There are challenges with this approach, especially in terms of settling on the correct degree of rate adjustment and potentially double-counting risks or opportunities that may already be reflected in a company’s financials. Another pathway to integrating ESG considerations into a financial model involves adjusting future cash flows to reflect ESG issues that are anticipated to have a material financial impact on the company. A controversy, for example, can directly affect cash flows through fines, lawsuits, and increased insurance premiums, as well as indirectly through reputational damage leading to customer attrition. Conversely, a target company with robust intellectual capital related to energy efficiency or renewables could present new opportunities to reduce operating costs. 


4.Post-merger integration

Post-merger integration is one of the stages in the M&A process where ESG integration can have an outsized positive impact. This is because many of the factors that have historically challenged the realization of synergies largely correspond with the “S” and “G” factors in ESG, especially human capital, corporate governance, and corporate culture. Our team consistently strives to help our clients realize value during the post-merger integration period by advising on transaction rollout and stakeholder communication, harmonization of ESG targets, and consolidation of a company’s ESG infrastructure, including disclosures and personnel. This post- merger integration period can help to ensure that potential challenges and roadblocks are quickly addressed and mitigated. 

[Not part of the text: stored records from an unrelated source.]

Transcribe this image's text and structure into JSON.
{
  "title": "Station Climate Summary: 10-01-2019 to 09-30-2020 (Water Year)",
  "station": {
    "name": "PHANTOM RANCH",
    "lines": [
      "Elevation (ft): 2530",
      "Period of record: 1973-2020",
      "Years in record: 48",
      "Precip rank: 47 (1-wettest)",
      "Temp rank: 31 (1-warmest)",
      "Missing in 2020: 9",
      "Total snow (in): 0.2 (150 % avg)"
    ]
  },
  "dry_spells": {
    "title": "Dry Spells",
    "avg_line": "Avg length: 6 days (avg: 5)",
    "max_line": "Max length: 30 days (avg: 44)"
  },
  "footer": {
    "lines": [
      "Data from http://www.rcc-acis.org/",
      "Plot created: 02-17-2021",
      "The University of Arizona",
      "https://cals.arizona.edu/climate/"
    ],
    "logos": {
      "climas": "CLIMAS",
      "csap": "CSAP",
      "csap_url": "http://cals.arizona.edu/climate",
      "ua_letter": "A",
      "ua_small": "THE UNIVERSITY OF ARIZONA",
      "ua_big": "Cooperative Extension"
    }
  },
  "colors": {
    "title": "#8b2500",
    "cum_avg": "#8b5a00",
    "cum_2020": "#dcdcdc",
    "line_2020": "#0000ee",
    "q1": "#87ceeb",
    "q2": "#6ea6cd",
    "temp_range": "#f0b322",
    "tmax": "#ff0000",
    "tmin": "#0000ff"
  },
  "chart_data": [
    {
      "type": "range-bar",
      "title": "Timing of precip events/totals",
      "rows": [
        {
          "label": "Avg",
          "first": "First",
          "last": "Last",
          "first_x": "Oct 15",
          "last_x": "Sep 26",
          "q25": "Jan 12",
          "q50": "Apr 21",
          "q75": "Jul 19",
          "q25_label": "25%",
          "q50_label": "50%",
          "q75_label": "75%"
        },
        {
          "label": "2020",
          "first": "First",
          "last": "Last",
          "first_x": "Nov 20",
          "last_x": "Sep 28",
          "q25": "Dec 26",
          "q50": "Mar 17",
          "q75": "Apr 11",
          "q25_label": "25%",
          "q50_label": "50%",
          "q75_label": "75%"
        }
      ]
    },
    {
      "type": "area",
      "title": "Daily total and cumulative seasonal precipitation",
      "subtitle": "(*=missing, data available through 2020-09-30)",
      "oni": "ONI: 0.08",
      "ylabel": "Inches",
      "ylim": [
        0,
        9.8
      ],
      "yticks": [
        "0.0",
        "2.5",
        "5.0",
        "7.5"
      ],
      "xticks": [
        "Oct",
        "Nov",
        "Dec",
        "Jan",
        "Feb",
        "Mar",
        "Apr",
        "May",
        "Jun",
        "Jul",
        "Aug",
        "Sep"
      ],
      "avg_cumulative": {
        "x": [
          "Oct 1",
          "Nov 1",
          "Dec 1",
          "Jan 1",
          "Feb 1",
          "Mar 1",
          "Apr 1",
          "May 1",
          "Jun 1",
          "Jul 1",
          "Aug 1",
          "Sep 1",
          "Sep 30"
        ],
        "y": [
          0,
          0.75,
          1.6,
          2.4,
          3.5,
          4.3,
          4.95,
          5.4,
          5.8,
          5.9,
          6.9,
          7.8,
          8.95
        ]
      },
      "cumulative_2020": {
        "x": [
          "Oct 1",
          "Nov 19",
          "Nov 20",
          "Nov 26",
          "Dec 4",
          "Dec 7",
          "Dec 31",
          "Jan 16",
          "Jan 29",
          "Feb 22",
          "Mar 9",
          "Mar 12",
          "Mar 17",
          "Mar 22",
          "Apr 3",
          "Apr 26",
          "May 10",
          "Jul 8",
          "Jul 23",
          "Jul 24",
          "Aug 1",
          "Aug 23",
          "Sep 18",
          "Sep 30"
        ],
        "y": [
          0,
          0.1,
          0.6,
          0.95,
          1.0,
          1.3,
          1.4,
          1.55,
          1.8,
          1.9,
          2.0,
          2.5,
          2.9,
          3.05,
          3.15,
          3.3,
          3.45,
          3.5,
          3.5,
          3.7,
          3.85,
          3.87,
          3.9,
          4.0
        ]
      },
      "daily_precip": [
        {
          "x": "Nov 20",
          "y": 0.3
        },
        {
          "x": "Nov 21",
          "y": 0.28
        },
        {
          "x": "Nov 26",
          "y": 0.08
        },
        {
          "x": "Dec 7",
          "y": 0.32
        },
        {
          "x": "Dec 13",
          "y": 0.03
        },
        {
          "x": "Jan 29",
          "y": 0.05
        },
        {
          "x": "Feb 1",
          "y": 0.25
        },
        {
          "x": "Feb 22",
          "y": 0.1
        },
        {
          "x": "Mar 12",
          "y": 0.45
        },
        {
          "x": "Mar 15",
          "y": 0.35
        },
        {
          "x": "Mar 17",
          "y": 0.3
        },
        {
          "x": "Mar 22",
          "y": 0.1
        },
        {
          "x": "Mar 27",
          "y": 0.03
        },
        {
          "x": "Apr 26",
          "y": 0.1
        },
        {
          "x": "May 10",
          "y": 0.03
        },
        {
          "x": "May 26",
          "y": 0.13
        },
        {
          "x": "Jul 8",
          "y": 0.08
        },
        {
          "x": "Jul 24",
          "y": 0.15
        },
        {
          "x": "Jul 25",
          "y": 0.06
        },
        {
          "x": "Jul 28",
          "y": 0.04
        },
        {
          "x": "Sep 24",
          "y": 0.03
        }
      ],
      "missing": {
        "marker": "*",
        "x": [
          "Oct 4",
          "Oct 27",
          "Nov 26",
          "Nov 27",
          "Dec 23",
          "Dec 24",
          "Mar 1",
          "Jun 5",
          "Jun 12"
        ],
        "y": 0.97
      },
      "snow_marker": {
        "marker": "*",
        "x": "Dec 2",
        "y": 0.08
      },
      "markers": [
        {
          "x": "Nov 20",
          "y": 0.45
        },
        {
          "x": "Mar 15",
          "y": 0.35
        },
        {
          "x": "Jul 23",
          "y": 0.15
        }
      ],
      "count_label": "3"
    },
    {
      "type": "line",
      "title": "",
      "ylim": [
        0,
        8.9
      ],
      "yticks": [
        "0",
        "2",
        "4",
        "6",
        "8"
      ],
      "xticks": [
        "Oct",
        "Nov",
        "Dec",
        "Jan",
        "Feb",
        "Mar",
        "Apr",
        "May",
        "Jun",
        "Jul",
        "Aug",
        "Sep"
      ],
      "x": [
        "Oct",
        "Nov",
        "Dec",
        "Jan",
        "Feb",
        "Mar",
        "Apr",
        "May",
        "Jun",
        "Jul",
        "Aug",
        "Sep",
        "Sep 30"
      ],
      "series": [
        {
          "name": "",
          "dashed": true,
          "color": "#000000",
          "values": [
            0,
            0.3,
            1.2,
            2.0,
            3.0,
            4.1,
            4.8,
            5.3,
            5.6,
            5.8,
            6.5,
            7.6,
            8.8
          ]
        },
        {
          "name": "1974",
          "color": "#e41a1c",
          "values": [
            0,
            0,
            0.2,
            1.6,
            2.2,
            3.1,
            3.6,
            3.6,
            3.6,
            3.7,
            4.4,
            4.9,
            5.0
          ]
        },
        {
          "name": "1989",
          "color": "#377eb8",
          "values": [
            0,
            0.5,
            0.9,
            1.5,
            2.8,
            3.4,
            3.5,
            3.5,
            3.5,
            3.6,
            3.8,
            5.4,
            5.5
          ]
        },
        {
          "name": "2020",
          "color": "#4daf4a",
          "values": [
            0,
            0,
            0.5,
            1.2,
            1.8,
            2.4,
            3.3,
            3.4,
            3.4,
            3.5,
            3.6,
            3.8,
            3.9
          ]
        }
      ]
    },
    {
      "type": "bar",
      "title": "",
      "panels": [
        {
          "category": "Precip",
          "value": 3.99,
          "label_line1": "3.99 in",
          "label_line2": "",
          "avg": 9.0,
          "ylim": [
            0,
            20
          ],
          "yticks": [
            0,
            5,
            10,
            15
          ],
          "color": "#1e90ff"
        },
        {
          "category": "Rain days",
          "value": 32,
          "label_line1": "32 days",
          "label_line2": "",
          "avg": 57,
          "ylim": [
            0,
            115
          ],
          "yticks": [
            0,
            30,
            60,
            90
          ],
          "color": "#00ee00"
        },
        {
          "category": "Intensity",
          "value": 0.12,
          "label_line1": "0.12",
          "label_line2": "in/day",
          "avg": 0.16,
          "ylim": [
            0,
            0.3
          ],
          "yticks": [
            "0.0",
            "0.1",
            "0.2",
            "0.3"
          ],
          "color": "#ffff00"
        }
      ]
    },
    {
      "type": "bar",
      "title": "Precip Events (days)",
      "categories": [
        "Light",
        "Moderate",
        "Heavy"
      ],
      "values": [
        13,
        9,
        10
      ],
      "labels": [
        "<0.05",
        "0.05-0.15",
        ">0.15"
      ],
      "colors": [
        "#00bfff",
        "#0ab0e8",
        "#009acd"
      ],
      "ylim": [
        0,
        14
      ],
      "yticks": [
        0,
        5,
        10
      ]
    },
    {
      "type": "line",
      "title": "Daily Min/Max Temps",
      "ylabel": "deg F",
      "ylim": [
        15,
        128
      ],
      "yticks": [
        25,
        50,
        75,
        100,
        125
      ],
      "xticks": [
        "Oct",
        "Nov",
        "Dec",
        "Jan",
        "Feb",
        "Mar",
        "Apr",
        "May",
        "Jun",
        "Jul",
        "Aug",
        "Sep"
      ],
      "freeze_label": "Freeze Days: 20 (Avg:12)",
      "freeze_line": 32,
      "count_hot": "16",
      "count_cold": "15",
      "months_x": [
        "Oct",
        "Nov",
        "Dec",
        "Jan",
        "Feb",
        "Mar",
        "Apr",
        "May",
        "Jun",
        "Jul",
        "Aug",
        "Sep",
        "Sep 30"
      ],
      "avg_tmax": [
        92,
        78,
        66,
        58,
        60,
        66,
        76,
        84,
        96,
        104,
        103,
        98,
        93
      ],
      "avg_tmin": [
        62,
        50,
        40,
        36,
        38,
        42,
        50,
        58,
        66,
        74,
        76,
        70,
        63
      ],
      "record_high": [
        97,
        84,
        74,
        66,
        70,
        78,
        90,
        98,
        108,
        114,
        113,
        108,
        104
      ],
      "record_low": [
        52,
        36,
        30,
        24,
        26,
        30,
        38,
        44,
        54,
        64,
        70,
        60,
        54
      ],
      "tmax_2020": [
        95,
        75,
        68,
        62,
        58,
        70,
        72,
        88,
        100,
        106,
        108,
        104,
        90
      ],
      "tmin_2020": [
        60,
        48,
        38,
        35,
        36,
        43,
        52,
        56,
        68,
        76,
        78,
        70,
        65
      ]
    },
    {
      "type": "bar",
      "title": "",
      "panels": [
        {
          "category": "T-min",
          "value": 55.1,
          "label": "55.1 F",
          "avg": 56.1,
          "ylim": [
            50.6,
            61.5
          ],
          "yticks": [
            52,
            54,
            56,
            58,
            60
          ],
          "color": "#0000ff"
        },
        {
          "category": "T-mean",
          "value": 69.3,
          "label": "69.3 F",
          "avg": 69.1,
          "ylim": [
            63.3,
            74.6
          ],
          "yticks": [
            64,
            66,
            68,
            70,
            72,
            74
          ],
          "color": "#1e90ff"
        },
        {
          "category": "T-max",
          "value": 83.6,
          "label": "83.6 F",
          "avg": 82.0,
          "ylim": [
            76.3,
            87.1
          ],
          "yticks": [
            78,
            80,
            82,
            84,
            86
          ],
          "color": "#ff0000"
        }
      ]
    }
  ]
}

There is mounting consensus that making corporate decisions that improve a company’s ESG performance can also benefit the firm’s valuation in the long run, and we continue to see the growing influence of this shared understanding throughout the M&A process. Given these shifting priorities along with a growing body of evidence highlighting the importance and impact of ESG in dealmaking, we expect the movement towards integrating sustainability considerations into corporate strategy to continue and be a top priority for years to come.